Subject matter of PIL:
Common law and Civil law systems differ on this. Civil law
countries restrict PIL to problems of CoL; matters relating to
foreigners fall under a separate branch known as Law of
Foreigners. Russia and Eastern European countries treat law
relating to foreigners as a branch of Administrative Law.
According to Szaszy: “problems connected with conflicts of
jurisdiction cannot be included in PIL, either because the
subject of regulating the competence of courts for
exercising jurisdiction belongs to the law of civil procedure,
more precisely, to the international law of civil procedure”.
Although in India rules relating to jurisdiction of courts and
rules relating to recognition and enforcement of foreign
judgments are laid down in the CPC, yet the Indian Courts
have all along considered the jurisdiction of court and rules
of choice of law as falling within the ambit of PIL.
In India and in the countries of common law system, the
following are considered as the subject matter of PIL:
(i) Rules relating to jurisdiction of courts,
(ii) Rules of choice of law, and
(iii) Rules relating to recognition and enforcement of foreign
judgments and decrees.
Jurisdiction:
The law of procedure of every country lays down that in what
matters which court will have jurisdiction. Indian CPC lays
down that the court shall not proceed unless service of
the summons is made on the defendant- this applies to all
the defendants including those who live abroad- looked
from this angle jurisdiction is fundamental in all suits and
legal actions- however, for the following two reasons it
has special significance in PIL:
First, in certain circumstances the court exercises jurisdiction
in a case even when the defendant is absent- in such a case
judgment rendered is enforceable- but the judgment may
not be recognised elsewhere.
Secondly, there are certain matters in which courts cannot
exercise jurisdiction even though the defendant is present,
such as a petition for dissolution of marriage or in a suit
relating to immovable property situated in another country.

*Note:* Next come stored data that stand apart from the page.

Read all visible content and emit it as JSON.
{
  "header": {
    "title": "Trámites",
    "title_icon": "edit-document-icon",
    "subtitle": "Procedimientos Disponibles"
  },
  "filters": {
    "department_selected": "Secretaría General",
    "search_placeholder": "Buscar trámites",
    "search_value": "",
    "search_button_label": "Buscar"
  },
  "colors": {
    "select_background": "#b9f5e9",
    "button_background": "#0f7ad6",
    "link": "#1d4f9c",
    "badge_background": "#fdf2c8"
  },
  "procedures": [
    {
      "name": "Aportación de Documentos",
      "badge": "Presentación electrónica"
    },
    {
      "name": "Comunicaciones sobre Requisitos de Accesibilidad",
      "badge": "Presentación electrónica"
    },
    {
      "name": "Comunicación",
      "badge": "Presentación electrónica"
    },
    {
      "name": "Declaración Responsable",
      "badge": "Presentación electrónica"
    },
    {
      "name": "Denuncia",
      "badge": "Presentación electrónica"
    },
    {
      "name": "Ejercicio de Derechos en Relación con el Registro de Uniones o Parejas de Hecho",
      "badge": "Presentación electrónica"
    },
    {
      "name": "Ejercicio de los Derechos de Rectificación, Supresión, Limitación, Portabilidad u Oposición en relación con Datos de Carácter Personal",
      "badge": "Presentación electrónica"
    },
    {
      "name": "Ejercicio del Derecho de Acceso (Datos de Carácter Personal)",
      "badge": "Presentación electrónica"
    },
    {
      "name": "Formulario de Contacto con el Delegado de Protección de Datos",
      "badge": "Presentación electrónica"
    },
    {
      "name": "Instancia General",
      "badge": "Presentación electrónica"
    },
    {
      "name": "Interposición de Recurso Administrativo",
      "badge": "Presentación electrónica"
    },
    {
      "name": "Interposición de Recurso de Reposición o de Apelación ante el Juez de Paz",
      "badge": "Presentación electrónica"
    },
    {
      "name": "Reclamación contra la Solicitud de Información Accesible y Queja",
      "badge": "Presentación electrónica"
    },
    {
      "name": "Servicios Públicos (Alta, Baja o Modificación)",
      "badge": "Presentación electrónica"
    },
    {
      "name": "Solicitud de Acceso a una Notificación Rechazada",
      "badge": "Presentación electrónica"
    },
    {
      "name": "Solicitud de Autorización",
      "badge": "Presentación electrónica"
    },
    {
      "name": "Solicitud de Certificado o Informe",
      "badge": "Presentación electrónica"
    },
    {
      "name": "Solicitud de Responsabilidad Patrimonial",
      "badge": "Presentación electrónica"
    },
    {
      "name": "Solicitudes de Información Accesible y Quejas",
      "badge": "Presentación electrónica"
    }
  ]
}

The question of jurisdiction may arise before the court in
the following two circumstances:
(i) When a suit is filed before the court the question arises
whether the court has jurisdiction; or
(ii) When the question before the court is of the recognition
of a foreign judgment or its enforcement, the court may be
called upon to determine whether the foreign court that
rendered the judgment was a court of competent
jurisdiction.
Jurisdiction- normally it is territorial/ on citizens also
Passports Act, 1967
Xxxx
Short title and extent (1) This Act may be called the Passports Act, 1967. (2)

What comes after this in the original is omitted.